Healthy mothers, healthy communities
This blog was first published on the Media Planet supplement for the Guardian on 27 June 2018
Last month, President Kagame told the World Health Assembly: “In Rwanda, a combination of community-based health insurance, community health workers, and good external partnerships led to the steepest reductions (a halving) in child and maternal mortality ever recorded”.
But global progress is patchy. India, one of the world’s fastest growing economies, ranks 129 among 184 nations on maternal mortality and 145 out of 193 on infant mortality. Poverty, malnutrition and poor sanitation lie behind child mortality. More than 40% of children are malnourished or stunted.
What can we learn from Rwanda? There, more and more women give birth in the presence of skilled health personnel. Hospitals have developed antenatal, obstetric, and post-natal care and put in place protocols to prevent postpartum haemorrhage. Sadly, in India a 2010 government scheme to help stem India’s high rates of infant and maternal mortality will now apply only to first-borns[1].
The biopharmaceutical industry has played its part in Rwanda’s recent success. Following the genocide against the Tutsi, hundreds of thousands of survivors, mostly widows, were infected with HIV via systematic rape. Between 250,000 and 500,000 surviving women and girls were raped and, in 1994, the HIV prevalence rate was estimated at 13%.

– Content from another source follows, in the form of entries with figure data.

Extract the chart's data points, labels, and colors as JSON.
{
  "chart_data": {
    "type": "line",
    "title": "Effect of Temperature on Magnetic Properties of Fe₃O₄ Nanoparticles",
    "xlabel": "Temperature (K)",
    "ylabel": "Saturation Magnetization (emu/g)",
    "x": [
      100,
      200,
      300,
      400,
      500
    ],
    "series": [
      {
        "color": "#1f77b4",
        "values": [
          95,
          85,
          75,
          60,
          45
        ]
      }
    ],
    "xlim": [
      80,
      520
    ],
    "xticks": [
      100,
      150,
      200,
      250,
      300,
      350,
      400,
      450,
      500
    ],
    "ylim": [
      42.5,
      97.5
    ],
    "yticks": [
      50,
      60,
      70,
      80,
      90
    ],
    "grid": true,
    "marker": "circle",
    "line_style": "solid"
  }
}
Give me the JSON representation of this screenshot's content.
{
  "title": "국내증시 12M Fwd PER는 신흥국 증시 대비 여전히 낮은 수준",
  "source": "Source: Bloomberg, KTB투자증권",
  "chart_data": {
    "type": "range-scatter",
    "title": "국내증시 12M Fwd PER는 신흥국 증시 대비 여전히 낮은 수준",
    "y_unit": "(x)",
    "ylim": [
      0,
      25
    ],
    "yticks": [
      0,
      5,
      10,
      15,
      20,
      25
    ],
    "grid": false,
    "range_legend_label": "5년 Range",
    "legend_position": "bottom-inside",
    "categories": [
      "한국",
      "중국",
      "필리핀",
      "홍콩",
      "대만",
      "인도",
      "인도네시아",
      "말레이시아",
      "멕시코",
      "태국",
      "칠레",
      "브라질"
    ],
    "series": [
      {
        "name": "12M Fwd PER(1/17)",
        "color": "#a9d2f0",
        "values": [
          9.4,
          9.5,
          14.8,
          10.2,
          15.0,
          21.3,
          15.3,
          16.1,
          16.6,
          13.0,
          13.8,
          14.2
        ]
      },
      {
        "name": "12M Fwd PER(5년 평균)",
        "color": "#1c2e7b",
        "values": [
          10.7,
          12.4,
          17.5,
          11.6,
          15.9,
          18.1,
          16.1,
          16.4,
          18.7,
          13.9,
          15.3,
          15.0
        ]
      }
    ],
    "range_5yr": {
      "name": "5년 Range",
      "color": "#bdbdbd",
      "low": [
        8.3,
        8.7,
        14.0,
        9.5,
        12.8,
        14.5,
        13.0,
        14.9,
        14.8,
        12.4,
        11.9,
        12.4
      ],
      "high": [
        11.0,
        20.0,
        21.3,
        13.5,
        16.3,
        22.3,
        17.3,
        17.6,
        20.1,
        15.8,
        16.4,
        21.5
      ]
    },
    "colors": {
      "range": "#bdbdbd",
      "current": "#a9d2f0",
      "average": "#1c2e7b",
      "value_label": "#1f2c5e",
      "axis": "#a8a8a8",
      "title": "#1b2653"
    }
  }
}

According to our recent 50 years of global health progress report, in 1990 HIV/AIDS infected patients could expect to live only months, whereas today, with ARV therapy, they may expect to live a normal lifespan. The death rate has dropped by 85% since 1991. Advances in R&D have transformed HIV from an untreatable and almost uniformly fatal virus into a manageable, chronic condition.
According to the 2015 UNAIDS report, eight out of ten pregnant women living with HIV have received ARV treatment to prevent mother-to-child transmission of HIV. But an estimated 6,000 new infections still occur globally each day, with two out of three in sub-Saharan Africa where girls and young women account for a staggering 74% of new HIV infections among adolescents.
Challenges ahead
More needs to be done to reach all patients, regardless of economic circumstances. Too often the cost of treatment is pointed to as the main stumbling block – but rarely do people stop to try to understand why if 95% of the most commonly used medicines are affordable generic medicines – do so many people go untreated? Part of the answer is that today, over half of the world’s population have to pay for their medicines and health services out of their own pockets. For somebody who has $2 a day as disposable income or even less to live on, even 20 cents a day may be too much.
In tackling the healthcare challenges of the developing world, we need to leave our own “comfort zone” and collaborate with others, be it in engaging on health systems reform or in partnerships to bring innovative medicines to millions of people in resource constrained settings.
Moving forward
Dr Tedros, Director General of the World Health Organization, holds up partnerships as the only way to achieving health for all (universal health coverage or UHC). The pharmaceutical industry knows that global health is about much more than medicines and vaccines – it requires building and supporting strong health systems, delivering education to communities to promote prevention, strengthening standards and regulations and creating innovative finance models.
Partnerships are clearly the way forward. But they will come to nothing without nurses, midwives, teachers, community workers, mothers, wives and sisters – women. They are the agents of change for the children of today and tomorrow. They are the real stars of global health progress. For them to really shine, we owe it to them to make UHC truly universal.